Hoops vs. football revenue


There is no question the Big East has to deal with a much different dynamic when it comes to football and expansion. Basketball is a much bigger player in this league than any other. Need more proof?

The league received more revenue from the NCAA tournament than it did from the BCS this past season. Hoops brought in $24.9 million, tops among all conferences; the BCS brought in $21.2 million. This is simplistic yes, and a function of a) 11 Big East teams getting into the tournament and b) UConn winning the national championship. Conferences get more money the further their teams advance.

If you are breaking down payouts to each school, then the Big East was fourth, handing out $1.55 million to each school. Clearly BCS money goes a longer way, if only because there are eight football-playing schools to 16 for basketball (until TCU joins).

Another examination of revenues for athletic programs showed among all Big East basketball schools, only Notre Dame lost money.

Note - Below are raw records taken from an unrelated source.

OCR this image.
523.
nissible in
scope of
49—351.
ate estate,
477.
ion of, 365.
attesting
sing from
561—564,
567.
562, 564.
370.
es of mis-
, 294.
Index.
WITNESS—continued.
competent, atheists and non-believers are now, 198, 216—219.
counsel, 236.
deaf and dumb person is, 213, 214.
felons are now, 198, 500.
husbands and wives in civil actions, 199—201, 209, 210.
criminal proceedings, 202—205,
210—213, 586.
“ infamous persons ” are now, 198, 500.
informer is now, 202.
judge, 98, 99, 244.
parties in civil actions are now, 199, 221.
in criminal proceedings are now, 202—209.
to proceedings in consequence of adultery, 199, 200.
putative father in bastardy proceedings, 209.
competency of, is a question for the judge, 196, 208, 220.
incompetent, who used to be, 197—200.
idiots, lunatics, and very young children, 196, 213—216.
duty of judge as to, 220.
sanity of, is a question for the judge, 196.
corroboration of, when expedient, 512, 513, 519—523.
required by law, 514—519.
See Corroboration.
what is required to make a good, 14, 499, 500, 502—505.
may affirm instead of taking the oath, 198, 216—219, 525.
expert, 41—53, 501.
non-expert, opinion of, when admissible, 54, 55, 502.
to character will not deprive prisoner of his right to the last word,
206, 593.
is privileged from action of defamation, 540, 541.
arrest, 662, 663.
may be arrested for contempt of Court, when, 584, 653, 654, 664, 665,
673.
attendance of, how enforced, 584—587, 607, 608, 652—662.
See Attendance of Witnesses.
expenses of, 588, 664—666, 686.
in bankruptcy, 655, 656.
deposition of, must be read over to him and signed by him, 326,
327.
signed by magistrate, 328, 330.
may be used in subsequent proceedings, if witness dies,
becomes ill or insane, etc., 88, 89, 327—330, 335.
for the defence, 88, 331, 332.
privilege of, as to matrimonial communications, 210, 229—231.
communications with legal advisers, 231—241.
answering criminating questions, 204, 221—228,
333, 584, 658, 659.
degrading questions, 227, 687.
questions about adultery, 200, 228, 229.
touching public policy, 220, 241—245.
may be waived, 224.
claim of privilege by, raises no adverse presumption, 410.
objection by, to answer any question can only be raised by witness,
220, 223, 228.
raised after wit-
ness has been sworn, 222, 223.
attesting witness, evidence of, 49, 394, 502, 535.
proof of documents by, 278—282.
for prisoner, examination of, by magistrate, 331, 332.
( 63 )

Louisville ranked as the No. 21 most profitable program in all of college sports, including football.

So yes, basketball is king and that helps explain why the Big East is at such a crossroads when it comes to expansion. The hoops brethren have no problem with Villanova making the move up to FBS and becoming the 10th football member, because it makes everything much easier for them. And by easier, we mean adding zero hoops teams to a lineup so crowded the league has no idea how it's going to run its conference tournament.

Football wants a more dynamic player, and rightfully so, because you get billion dollar TV media rights deals with attractive football teams. Villanova is in Philadelphia, but how many TV sets in the Philadelphia area are going to be tuned to watch Villanova football?

As for the possibility of dropping hoops teams to make way for more football members, that scenario would be hard to envision because of the power the basketball schools have in the league. UConn coach Jim Calhoun had some interesting comments about the future of the league during the Big East spring meetings last month, but plenty have speculated on an eventual split of the football and non-football schools. It is not in anyone's best interest for that to happen.